Alla presenza del notaio Cola di Iacopo, Il calzolaio Giovanni e suo figlio Tommaso, promettono che detto Tommaso prenderà con sè tale Caterina di Germania, come sua concubina ( in eius concubinam) dandole vitto e alloggio. Nel caso in cui Tommaso avrà da lei uno o più figli e la moglie di Tommaso verrà a morire, o i coniugi si separeranno, Tommaso sposerà Caterina e le darà in dote 40 fiorini (et eam dotare de florenis XL). Se invece detta Caterina non avrà figli o non vorrà più stare con Tommaso, oppure Tommaso non vorrà più tenerla, allora lui le dovrà dare 20 fiorini (ei dare florenos XX), a meno che Caterina non commetta adulterio con qualcun altro.

La storia dell’Archivio è, tuttavia, piuttosto lunga e travagliata.

Nel corso degli anni 70 la Soprintendenza effettua diversi sopralluoghi in cui rileva una situazione critica per stato di abbandono e disordine della preziosa documentazione. Nel 1988, a seguito di sollecitazioni della Soprintendenza stessa, l’allora assessore comunale si adopera per ottenere i finanziamenti volti al restauro e alla conservazione. Ma una vera e propria opera di ordinamento e inventariato inizia solo nel 1997, con un progetto affidato alla Cooperativa Archivum di Terni che ci lavora con strascichi fino al 2000.

Nel 2005, a seguito di un’ispezione, la funzionaria della soprintendenza archivistica per l’Umbria, Francesca Tomassini, redige un elenco che suddivide la documentazione in epoca preunitaria e postunitaria, descrivendo per ciascuna parte le serie, la consistenza e gli estremi cronologici. Nel corso dell’incontro tenutosi il 26 settembre, chiedo se esiste un inventario consultabile. I relatori rispondono che ne esiste uno parziale, non ancora terminato a causa anche della disponibilità dei finanziamenti.

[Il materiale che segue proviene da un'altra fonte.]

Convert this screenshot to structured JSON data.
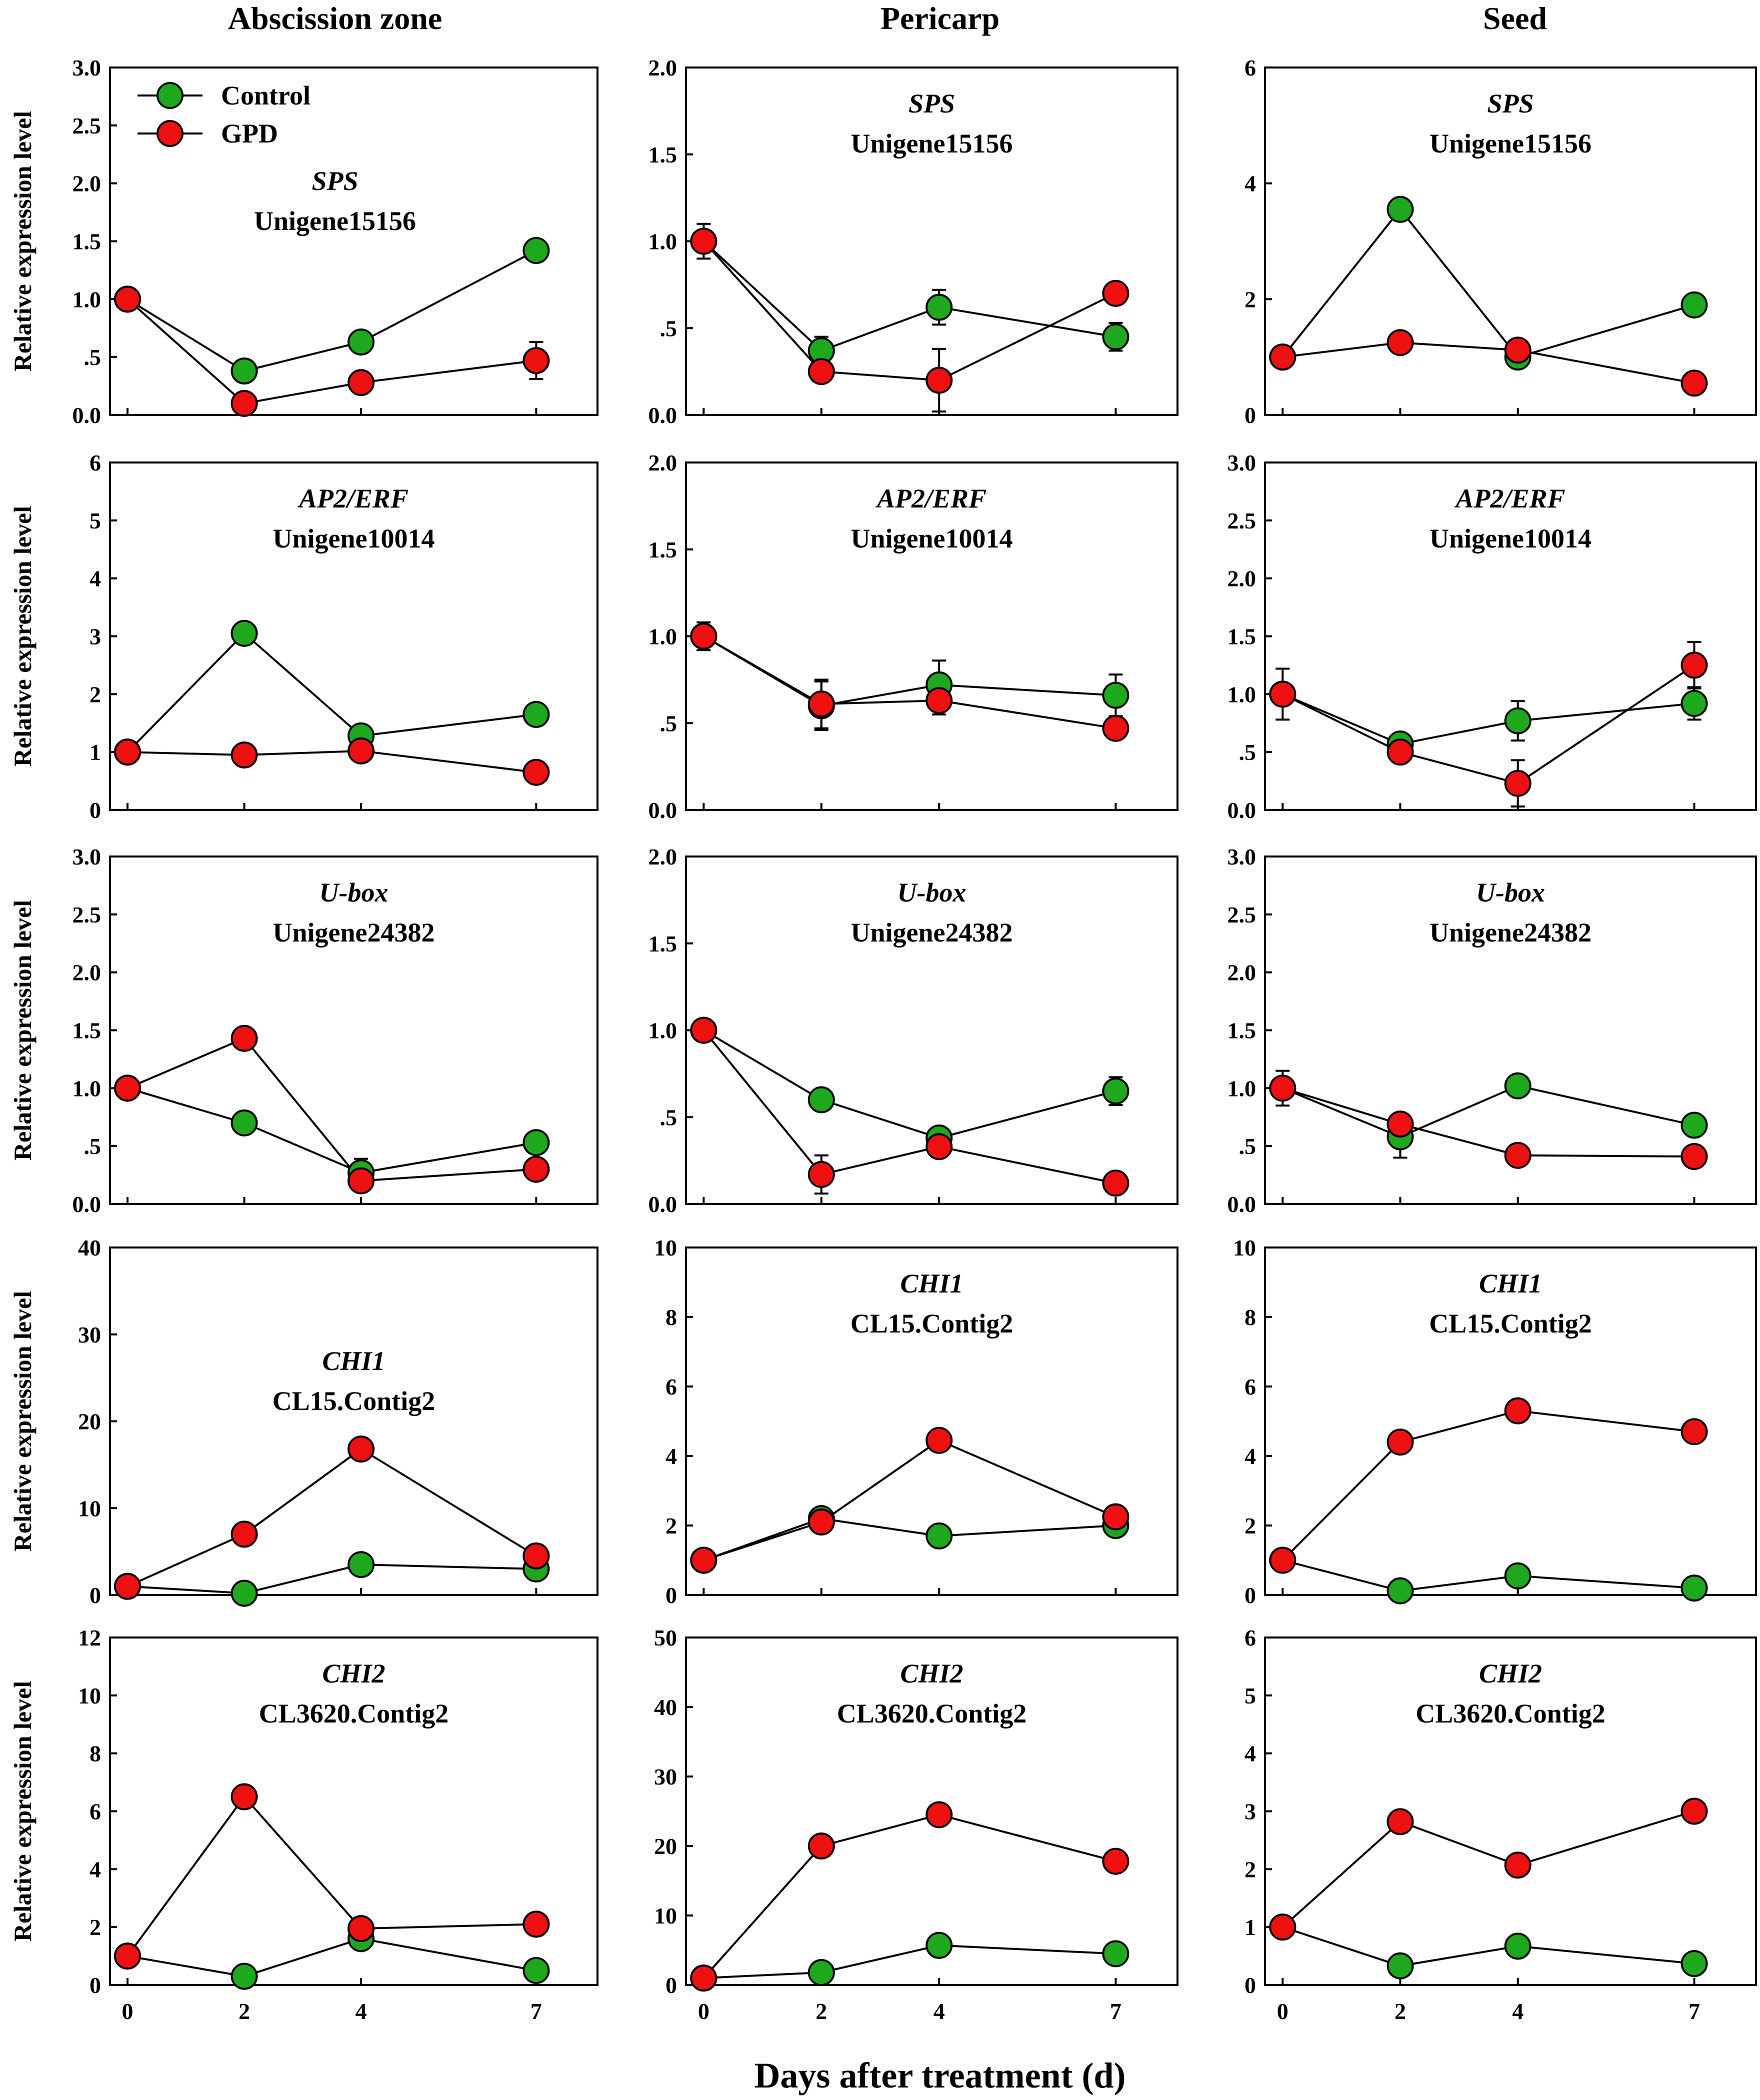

Il responsabile comunale addetto all’archivio mi conferma che la riordinazione invece è terminata. Mancherebbe soltanto una piccola scatola. Mi spiega che Palazzo Orca ospita l’archivio mandamentale, notarile e storico mentre a Palazzo Fargna ci sono gli atti del Comune divisi nelle sezioni classiche di amministrazione, urbanistica, gestione servizi pubblici, eccetera. La riordinazione dell’archivio storico è per macroargomenti, divisi in faldoni, ma non esiste una catalogazione dei singoli documenti. L’archivio notarile è invece diviso per notai e anno di erogazione degli atti.

In teoria l’archivio è fruibile, aperto al pubblico, come assicurano gli addetti ai lavori. In pratica però i locali non sono accessibili. È fruibile nella misura in cui chiunque voglia, può richiedere al Comune copia dell’inventario prima e del documento cui è interessato poi, per consultarlo successivamente in sede comunale, alla presenza di un funzionario. Il responsabile del Comune mi dice anche che nel caso in cui il reperimento di un documento dovesse risultare più complesso del previsto, la consultazione del faldone di riferimento può essere fatta insieme al richiedente.

A detta degli studiosi, l’inventario finora redatto non è accurato. Nel corso della sua esposizione, Odir Dias ha rilevato che la consultazione non è affatto semplice in quanto non sempre la registrazione di atti e documenti corrisponde all’inventario.

Dias non è l’unico a notare la difficoltà. Alcuni studiosi, per lavoro o per passione, contattati sull’argomento, hanno espresso le stesse perplessità circa l’efficacia della procedura di richiesta, sottolineando che si potrebbe sapere cosa si cerca ma non in quale documento ( o anno, o argomento) cercare, e che l’accesso ai locali dell’archivio offrirebbe maggiori opportunità di orientamento e ricerca. I diversi interpellati suggeriscono peraltro l’imprescindibilità di un responsabile di archivio, una figura qualificata che abbia contribuito alla riordinazione della documentazione. In pratica, una guida per chi voglia, o debba, affrontare la complessità di una ricerca archivistica.

I più ambiziosi auspicano il trasferimento dell’intero patrimonio in un unico edificio adibito allo scopo. Un progetto pregevole, di notevole investimento economico, che, tuttavia, offrirebbe a Castel della Pieve il lustro e la sede di uno dei quindici archivi storici più importanti della regione.